Indonesia, menurut Kementerian Kelautan dan Perikanan (KKP), merupakan salah satu penghasil mutiara laut selatan terbaik di dunia, terutama dari perairan Nusa Tenggara Barat dan Papua.
“Lautan bukan hanya ruang hidup ikan, tapi juga sumber kehidupan manusia,” kata Dr. Widodo Pranowo, pakar oseanografi BRIN.
Ayat ini menjadi pengingat bahwa rezeki tak selalu datang dari daratan; terkadang, ia berkilau di dasar samudra.
Kapal Raksasa di Lautan: Gunung yang Berlayar
“Dan milik-Nya lah kapal-kapal yang berlayar di lautan bagaikan gunung-gunung.” (QS. Ar-Rahman: 24)
Di zaman Rasulullah, kapal mungkin hanya berlayar dengan layar dan angin. Tapi kini, lautan dipenuhi kapal raksasa setinggi gedung, yang membawa logistik, bahan bakar, hingga makanan ke berbagai penjuru dunia.
Ayat ini terasa hidup setiap kali kita melihat kapal kargo raksasa di pelabuhan — bukti nyata betapa laut telah “ditundukkan” untuk memudahkan kehidupan manusia.

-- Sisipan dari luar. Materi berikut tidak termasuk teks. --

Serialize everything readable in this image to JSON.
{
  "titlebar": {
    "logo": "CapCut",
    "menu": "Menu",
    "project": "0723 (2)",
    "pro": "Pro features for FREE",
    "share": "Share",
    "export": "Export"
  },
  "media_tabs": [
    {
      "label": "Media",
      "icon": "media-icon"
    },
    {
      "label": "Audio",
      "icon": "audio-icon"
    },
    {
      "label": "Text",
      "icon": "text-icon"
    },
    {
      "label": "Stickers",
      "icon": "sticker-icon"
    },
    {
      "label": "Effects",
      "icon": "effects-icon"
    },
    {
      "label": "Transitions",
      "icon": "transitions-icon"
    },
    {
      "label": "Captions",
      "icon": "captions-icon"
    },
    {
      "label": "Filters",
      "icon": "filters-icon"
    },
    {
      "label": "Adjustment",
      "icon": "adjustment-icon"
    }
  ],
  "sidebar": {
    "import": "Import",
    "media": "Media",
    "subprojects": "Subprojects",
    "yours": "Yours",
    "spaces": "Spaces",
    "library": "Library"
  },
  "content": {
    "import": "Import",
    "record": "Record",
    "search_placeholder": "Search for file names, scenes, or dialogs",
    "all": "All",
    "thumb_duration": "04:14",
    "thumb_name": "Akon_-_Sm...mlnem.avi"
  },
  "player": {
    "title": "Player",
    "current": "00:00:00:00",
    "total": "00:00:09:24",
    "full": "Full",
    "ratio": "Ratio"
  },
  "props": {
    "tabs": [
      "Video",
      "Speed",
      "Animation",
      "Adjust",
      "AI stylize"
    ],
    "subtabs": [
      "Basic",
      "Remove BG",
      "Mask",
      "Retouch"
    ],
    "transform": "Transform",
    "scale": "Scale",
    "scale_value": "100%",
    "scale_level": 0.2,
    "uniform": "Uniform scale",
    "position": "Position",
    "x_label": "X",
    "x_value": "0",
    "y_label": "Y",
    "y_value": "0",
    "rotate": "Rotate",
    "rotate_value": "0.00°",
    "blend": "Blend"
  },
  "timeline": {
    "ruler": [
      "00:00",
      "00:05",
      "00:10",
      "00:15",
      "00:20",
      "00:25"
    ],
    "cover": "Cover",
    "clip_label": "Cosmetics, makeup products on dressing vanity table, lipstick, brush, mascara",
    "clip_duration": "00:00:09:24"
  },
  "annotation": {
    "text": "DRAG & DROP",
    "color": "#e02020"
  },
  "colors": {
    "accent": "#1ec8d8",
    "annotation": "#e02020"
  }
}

Refleksi: Semua Akan Kembali Kepada-Nya
“Semua yang ada di bumi itu akan binasa. Dan tetap kekal Wajah Tuhanmu yang mempunyai kebesaran dan kemuliaan.” (QS. Ar-Rahman: 26–27)
Ada keindahan sekaligus kesadaran dalam ayat ini. Segala yang megah—gunung, laut, mutiara, bahkan teknologi modern—akan musnah. Yang kekal hanyalah Allah, Sang Pencipta.
Ayat ini menuntun kita untuk tidak sekadar takjub pada ciptaan, tapi juga takjub pada Sang Pencipta.
Saat Ilmu Menyatu dengan Iman
Surah Ar-Rahman bukan sekadar puisi keagungan Tuhan. Ia adalah undangan untuk merenungi ayat-ayat alam — dari pergeseran matahari hingga pertemuan dua laut.
Ketika sains membuktikan kebenaran ayat-ayat itu, keimanan kita justru semakin kuat.
Setiap embusan angin laut, setiap sinar matahari pagi, dan setiap detak jantung kita adalah nikmat.
Pertanyaannya:
“Maka nikmat Tuhanmu yang manakah yang kamu dustakan?”
(*)
“Maka nikmat Tuhanmu yang manakah yang kamu dustakan?”